This is the source code for computing the robust hue histogram which is a robust color descriptor for local image patches proposed by van de Weijer and Schmid . I have been using it for a while and its combination with an appearance descriptor, such as SIFT, can provide a good way of using color information for object/scene recognition type of applications.
The code is written in C++ and uses the fast numerical library of Blitz++. Therefore, in order to compile this code, you need to download and install Blitz++ from its website. Once you have Blitz++ installed, you can simply enter the source directory and type “make”. This will create a binary which you can use to extract robust hue histograms.
This code is release under the GNU GPL. Feel free to copy, modify, and distribute it according to the license. To obtain the latest version of GPL, please refer to http://www.gnu.org. Note that the original algorithm might be under a patent protection (I have not checked them with the authors). If you use this code for a publication, please make a reference to this web page.
Download: Huehist-0.1.tar.gz (Release date: 4/10/2008)
Author: Amir Saffari
Interface and Usage
The command line interface accepts following arguments:
-h –help : will display the help message.
- -i : path to the input image (ppm format).
- -o : path to the output file.
- -k : path to the key points file.
- -bin : number of bins of histogram (default = 36).
- -smooth : number of smoothings (default = 2).
- -lambda : weight of the descriptor (default = 1).
- -scale : scale ratio (default = 1).
- -sigma : controls the sigma for the spatial weights (default = 0.5).
The interface is quite simple. It accepts an image in PPM format and a key points file which contains a set of interest points where you would like the descriptor to be computed. You can also optionally provide tuning parameters and also the output file name.
Each line in the key points file is an interest point in form of: x y s (anything after these three values will be ignored till next line). ‘x’ and ‘y’ are the key point location (x is over width and y is over height of the image). ‘s’ is the patch size, and its value will be multiplied by the scale ratio to obtain the final patch size. The example key points file in this package ‘test.key’, is the result of applying Vedaldi’s SIFT implementation to the test.ppm image (which produces DoG interest points and the corresponding SIFT descriptors). This file can be used with the huehist to get the additional color descriptors for the same interest points (though you should take care of the scale space and its relation to the patch sizes, which can be done by giving the correct scale ratio parameter, -scale, to this package).
The format of the output file follows the same format of the key points. Each line is the key point information (x, y, s) concatenated with the extracted hue histogram. If you do not specify the output file, the results will be written to a file by adding .hue extension to the key points file name.

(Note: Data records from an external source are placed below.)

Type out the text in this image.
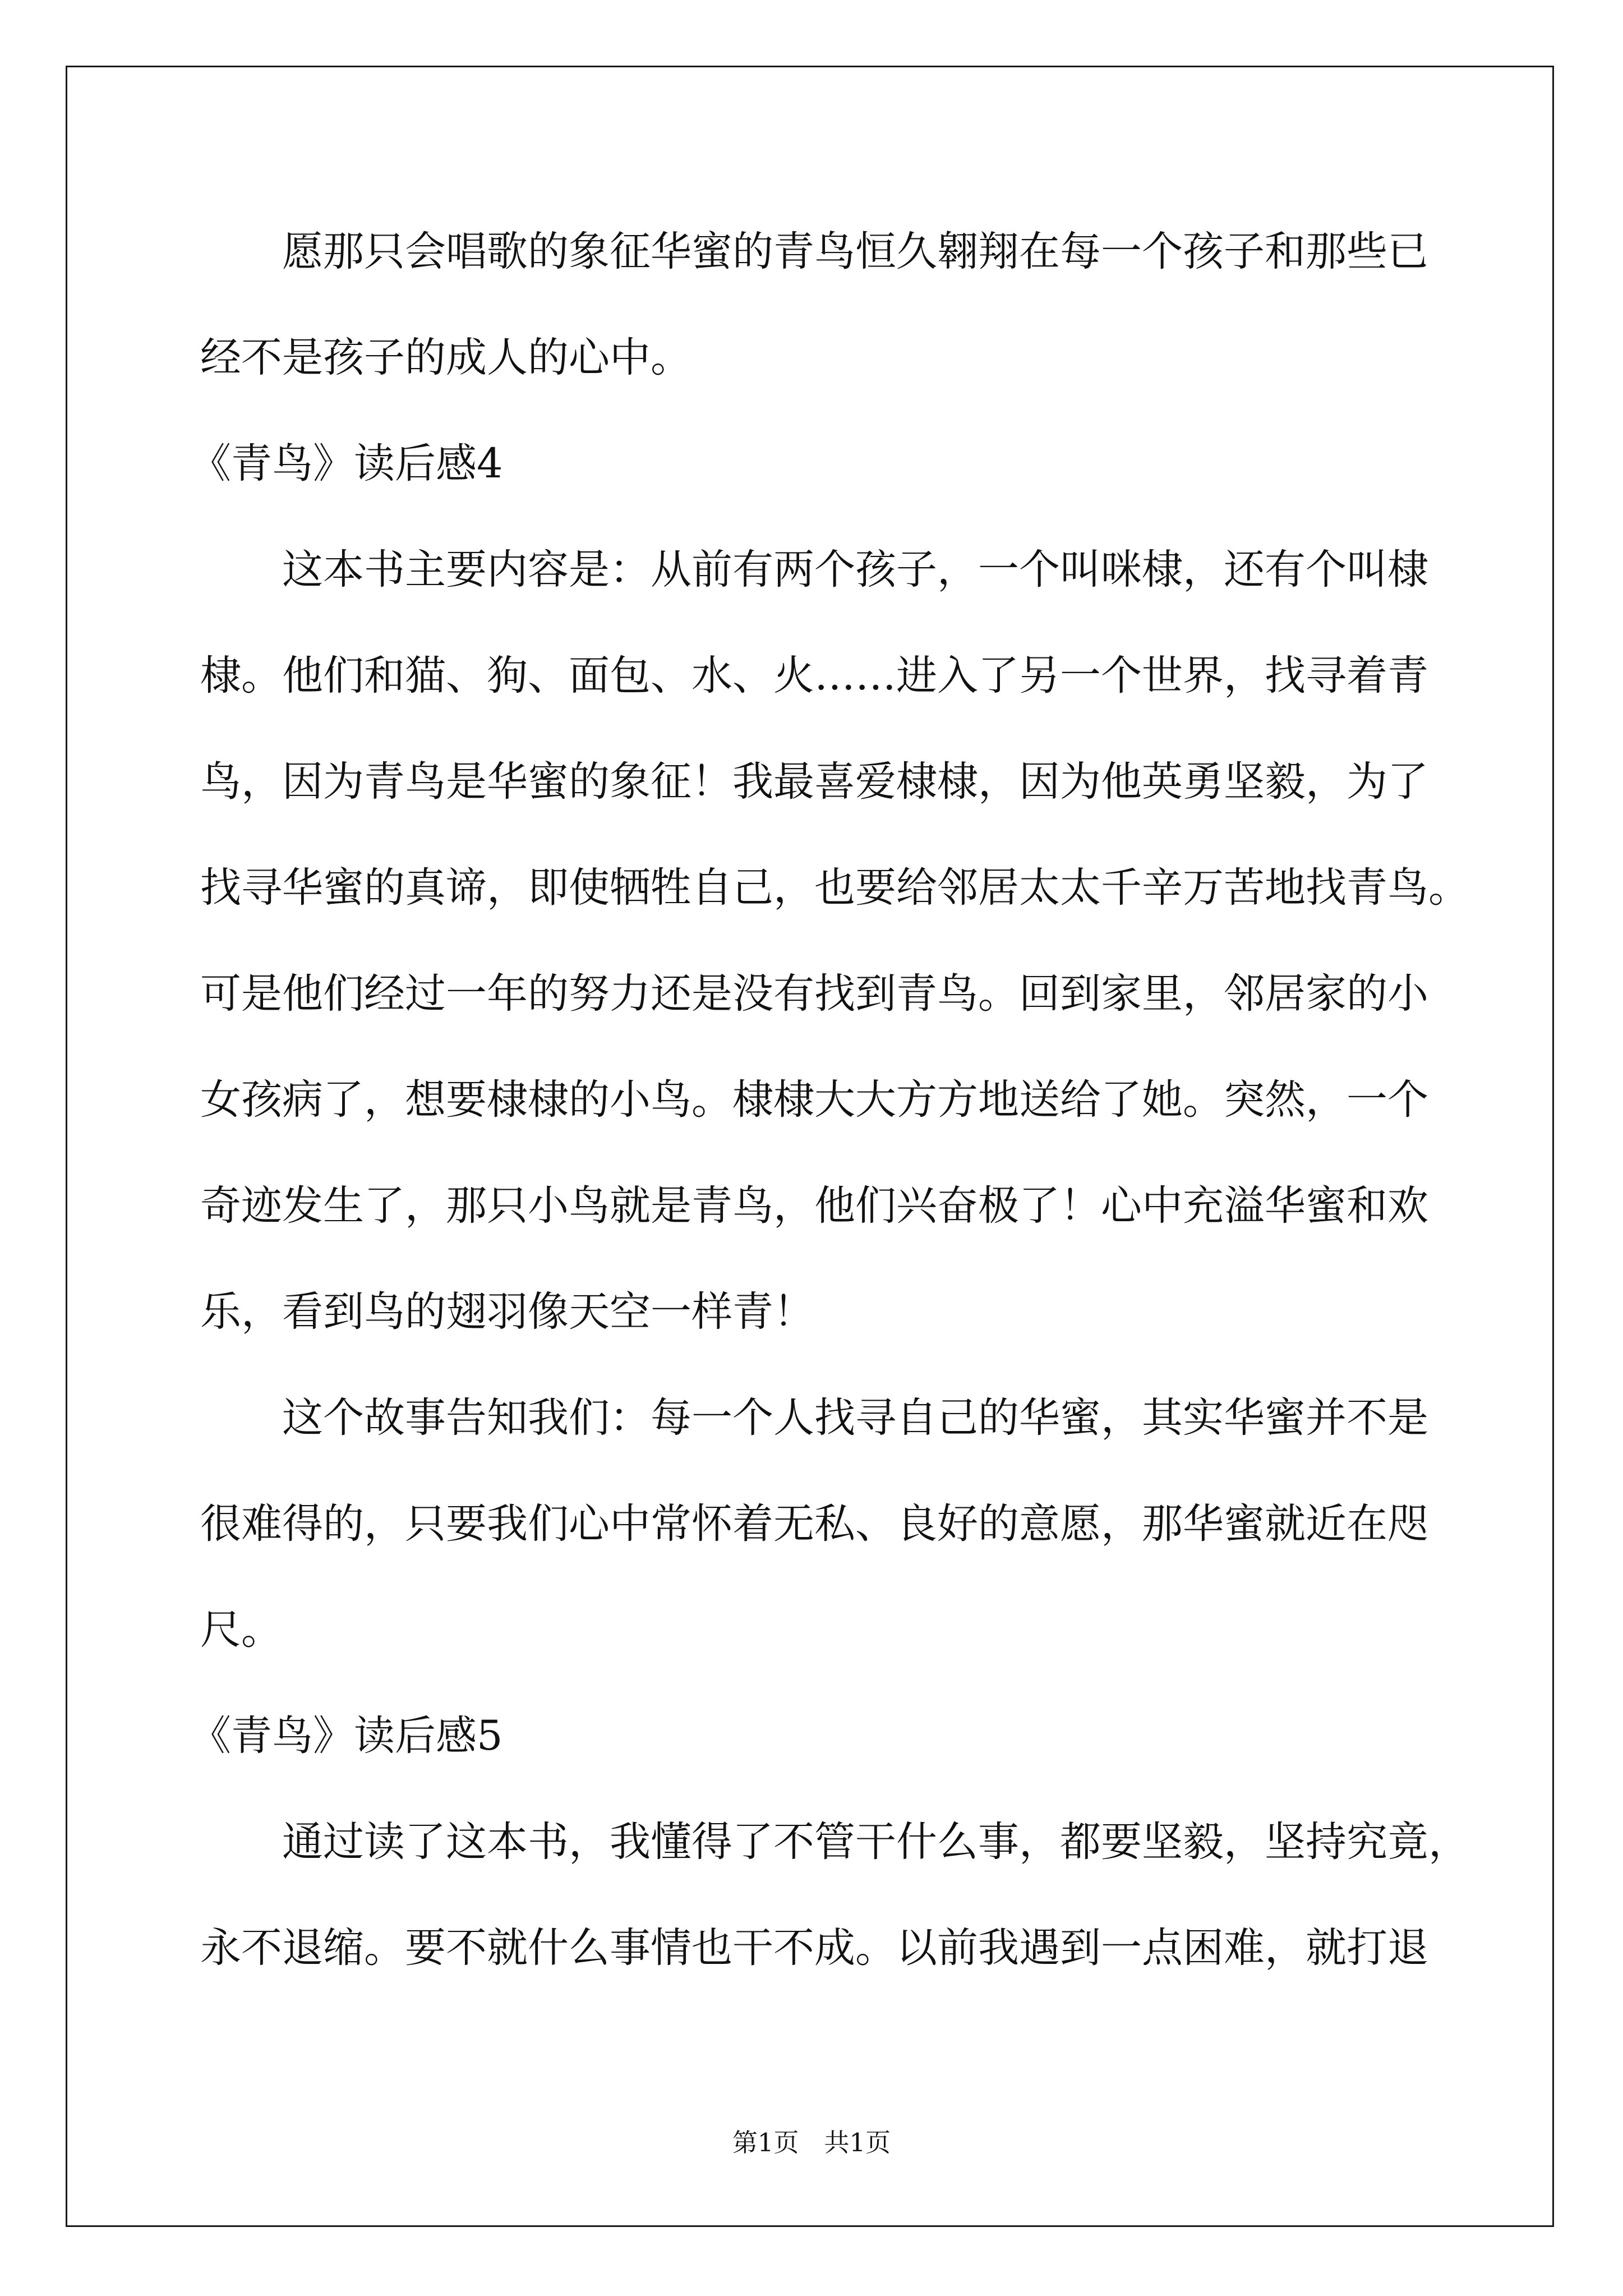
愿那只会唱歌的象征华蜜的青鸟恒久翱翔在每一个孩子和那些已
经不是孩子的成人的心中。
《青鸟》读后感4
这本书主要内容是：从前有两个孩子，一个叫咪棣，还有个叫棣
棣。他们和猫、狗、面包、水、火……进入了另一个世界，找寻着青
鸟，因为青鸟是华蜜的象征！我最喜爱棣棣，因为他英勇坚毅，为了
找寻华蜜的真谛，即使牺牲自己，也要给邻居太太千辛万苦地找青鸟。
可是他们经过一年的努力还是没有找到青鸟。回到家里，邻居家的小
女孩病了，想要棣棣的小鸟。棣棣大大方方地送给了她。突然，一个
奇迹发生了，那只小鸟就是青鸟，他们兴奋极了！心中充溢华蜜和欢
乐，看到鸟的翅羽像天空一样青！
这个故事告知我们：每一个人找寻自己的华蜜，其实华蜜并不是
很难得的，只要我们心中常怀着无私、良好的意愿，那华蜜就近在咫
尺。
《青鸟》读后感5
通过读了这本书，我懂得了不管干什么事，都要坚毅，坚持究竟，
永不退缩。要不就什么事情也干不成。以前我遇到一点困难，就打退
第1页　共1页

Additionally, each pixel has a weighted effect on the histogram and the weights follow a 2-D Gaussian form centered at the location of the key point. The width of the Gaussian function is determined as the s*sigma/2, where s is the patch size (from the key points). Therefore, by adjusting the value of sigma, you can control how much the descriptor is focused on the center of the patch.
- huehist -i test.ppm -k test.key -o test.hue -bin 24
- huehist -i test.ppm -k test.key -smooth 4 -lambda 0.6 -scale 10.0 -sigma 0.25
 J. van de Weijer, C. Schmid, ‘Coloring Local Feature Extraction’, ECCV 2006.